I paddle and find the water so warm, it’s not even refreshing. Water temperature here is about 30C!
I leave Scott here, and apparently shortly after I go, dolphins swim past the beach, but not for me. Instead I visit the museum, housed in the Palace of Sao Paulo.
It’s a beautiful building, but the interior is concerned mainly with period furniture and preserved bedrooms, not really my forte. More annoyingly I have a chap who doesn’t speak English shadowing me for my whole visit, and directing me where he thought I should walk.
I get another person who takes me round to the very small Museum of Sacred Art.
It turns out to be a single room with some of the objects preserved from the various churches on the island.

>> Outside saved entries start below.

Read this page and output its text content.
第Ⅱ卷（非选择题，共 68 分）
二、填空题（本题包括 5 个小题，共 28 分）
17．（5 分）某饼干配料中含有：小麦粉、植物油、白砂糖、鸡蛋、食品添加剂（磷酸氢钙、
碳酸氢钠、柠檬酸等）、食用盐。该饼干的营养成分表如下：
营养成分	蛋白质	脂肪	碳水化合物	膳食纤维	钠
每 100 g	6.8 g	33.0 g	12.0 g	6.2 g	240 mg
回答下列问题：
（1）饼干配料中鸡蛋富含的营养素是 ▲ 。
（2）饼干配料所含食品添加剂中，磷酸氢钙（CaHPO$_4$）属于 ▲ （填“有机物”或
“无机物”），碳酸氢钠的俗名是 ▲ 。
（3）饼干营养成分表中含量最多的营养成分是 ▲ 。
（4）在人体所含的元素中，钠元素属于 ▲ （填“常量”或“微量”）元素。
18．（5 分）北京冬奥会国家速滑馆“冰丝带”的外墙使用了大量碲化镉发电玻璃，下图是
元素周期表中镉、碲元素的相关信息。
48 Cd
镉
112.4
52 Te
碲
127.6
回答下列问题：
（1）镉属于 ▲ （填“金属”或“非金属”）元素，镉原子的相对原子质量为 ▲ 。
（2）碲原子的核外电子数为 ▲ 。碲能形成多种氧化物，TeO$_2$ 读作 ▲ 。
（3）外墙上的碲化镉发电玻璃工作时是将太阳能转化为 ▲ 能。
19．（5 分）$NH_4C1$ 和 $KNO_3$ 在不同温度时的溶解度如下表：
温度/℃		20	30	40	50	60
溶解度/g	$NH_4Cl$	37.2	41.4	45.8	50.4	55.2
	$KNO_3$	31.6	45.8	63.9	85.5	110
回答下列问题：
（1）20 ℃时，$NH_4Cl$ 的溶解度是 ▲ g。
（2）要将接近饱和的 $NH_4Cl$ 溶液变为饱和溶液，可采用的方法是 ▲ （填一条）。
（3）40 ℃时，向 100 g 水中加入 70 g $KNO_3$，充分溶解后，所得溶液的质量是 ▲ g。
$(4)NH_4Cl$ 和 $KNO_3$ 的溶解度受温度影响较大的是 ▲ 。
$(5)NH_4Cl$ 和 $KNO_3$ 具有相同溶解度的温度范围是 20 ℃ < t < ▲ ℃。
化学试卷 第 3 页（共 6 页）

Back home, I finally get my hands on some drinking water, I was so desperately thirsty after Scott’s friend had told me not to buy water in Ancora as it was too expensive, with the consequence that I suffered in the heat for a few hours for the sake of a few pence! I change into swim gear, meet the girls and head back to the beach for a swim. It’s very pleasant, though in my mind is the time of the bus that I am skipping out of town on tonight, about 3:30am specifically! What is wrong with Mozambicans and their choice of bus time? It just doesn’t make sense. Anyway, post swim, we waddle back at African female walking pace, and I pop home and shower before the girls come round for dinner.
We walk together to O Escondidinho, which is supposed to be the best hotel on the island, also with a nice restaurant. I don’t really like the feel of the place though, so we end up back at the old favourite, Reliquias. The night ends with a beer or two with Scott at Zavala before we head home for a couple of hours sleep.